There are a number of global NGO coordination mechanisms and specific member-based organisations or networks at a global level and in the national headquarter countries of CARE members that actively coordinate during emergencies. These include, but are not limited to:

  • global NGO coordinating associations (ICVA, SCHR, IWG)
  • national NGO coordinating associations in CARE Member countries, for example VOICE (Europe), Interaction (USA), DEC (UK), ACFID (Australia) and Coordination Sud (France)
  • quality and accountability networks (such as HAP, ALNAP, Sphere, People in Aid)
  • specific partnerships, initiatives or alliance-for example, the ECB project.

For more information about these organisations refer to Annex 40.1 Global NGO Coordination Mechanisms.

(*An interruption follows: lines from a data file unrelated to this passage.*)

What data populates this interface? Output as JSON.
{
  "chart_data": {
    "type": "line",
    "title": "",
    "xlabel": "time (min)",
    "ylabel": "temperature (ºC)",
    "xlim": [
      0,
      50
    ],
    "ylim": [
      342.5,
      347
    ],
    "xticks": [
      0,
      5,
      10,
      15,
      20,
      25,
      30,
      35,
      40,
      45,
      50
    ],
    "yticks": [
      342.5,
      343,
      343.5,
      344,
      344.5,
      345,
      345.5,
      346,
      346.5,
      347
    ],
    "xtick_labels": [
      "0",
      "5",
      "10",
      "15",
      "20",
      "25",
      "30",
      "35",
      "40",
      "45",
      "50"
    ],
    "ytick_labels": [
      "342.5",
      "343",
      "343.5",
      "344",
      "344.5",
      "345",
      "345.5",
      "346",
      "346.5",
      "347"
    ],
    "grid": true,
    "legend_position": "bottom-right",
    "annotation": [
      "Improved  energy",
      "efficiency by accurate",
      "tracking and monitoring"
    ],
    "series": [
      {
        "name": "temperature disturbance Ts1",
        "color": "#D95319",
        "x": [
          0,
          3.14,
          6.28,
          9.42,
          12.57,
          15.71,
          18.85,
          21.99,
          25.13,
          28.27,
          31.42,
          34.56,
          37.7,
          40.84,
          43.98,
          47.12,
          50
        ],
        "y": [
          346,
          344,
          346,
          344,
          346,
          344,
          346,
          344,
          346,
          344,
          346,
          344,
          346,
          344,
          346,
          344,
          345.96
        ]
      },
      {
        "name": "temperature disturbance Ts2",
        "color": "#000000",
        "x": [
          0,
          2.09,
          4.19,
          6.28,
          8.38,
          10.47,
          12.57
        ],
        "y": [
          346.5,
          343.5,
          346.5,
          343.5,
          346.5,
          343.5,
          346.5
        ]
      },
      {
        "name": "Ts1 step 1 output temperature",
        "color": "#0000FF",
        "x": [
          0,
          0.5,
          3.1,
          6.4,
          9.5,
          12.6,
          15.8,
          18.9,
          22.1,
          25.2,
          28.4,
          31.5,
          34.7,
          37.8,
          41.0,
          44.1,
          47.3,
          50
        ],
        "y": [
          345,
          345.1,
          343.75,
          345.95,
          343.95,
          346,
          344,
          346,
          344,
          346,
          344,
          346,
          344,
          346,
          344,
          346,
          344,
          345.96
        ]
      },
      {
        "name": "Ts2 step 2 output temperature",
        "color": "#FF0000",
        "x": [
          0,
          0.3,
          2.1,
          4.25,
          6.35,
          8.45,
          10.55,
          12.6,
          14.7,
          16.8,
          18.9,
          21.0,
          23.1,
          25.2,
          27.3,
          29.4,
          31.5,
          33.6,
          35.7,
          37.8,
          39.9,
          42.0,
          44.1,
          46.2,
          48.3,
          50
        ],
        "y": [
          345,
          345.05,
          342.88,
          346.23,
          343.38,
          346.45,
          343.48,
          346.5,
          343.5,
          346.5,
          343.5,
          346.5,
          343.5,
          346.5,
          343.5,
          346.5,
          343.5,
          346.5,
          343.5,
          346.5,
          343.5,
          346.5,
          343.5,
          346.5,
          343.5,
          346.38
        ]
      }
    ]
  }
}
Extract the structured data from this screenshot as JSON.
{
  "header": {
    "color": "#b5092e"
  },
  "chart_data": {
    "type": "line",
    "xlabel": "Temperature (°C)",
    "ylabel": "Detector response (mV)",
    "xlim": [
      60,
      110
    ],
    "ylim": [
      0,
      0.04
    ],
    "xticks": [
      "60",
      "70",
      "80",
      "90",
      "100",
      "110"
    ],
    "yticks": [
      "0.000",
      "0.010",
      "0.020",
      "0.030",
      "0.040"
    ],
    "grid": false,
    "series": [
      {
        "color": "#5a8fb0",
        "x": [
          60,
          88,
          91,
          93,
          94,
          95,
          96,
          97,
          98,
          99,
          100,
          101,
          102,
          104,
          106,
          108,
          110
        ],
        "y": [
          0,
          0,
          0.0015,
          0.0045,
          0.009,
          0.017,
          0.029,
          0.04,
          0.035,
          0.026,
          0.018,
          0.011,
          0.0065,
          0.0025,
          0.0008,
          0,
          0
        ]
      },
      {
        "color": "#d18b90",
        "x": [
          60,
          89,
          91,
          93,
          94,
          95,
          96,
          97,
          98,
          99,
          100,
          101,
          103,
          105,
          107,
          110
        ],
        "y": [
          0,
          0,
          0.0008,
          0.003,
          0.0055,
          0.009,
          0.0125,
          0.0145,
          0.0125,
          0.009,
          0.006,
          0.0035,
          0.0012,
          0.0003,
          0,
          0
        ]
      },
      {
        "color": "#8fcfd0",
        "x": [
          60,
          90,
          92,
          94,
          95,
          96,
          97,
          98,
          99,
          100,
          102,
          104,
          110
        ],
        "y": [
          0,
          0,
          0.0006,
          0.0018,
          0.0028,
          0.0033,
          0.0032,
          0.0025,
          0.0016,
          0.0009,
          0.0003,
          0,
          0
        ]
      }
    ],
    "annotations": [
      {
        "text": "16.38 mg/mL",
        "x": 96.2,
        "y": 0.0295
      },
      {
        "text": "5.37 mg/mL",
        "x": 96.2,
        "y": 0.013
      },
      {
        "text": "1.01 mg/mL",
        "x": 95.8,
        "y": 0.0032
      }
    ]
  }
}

NGO coordination mechanisms at the field level will vary from country to country, but may include:

  • formally established NGO coordination bodies or associations
  • NGO coordination meetings for all international and/or national NGOs
  • informal NGO meetings for smaller groups of peer NGOs (for example, ECB partners or strategic alliances)
  • informal, ad hoc coordination and partnerships between individual NGOs.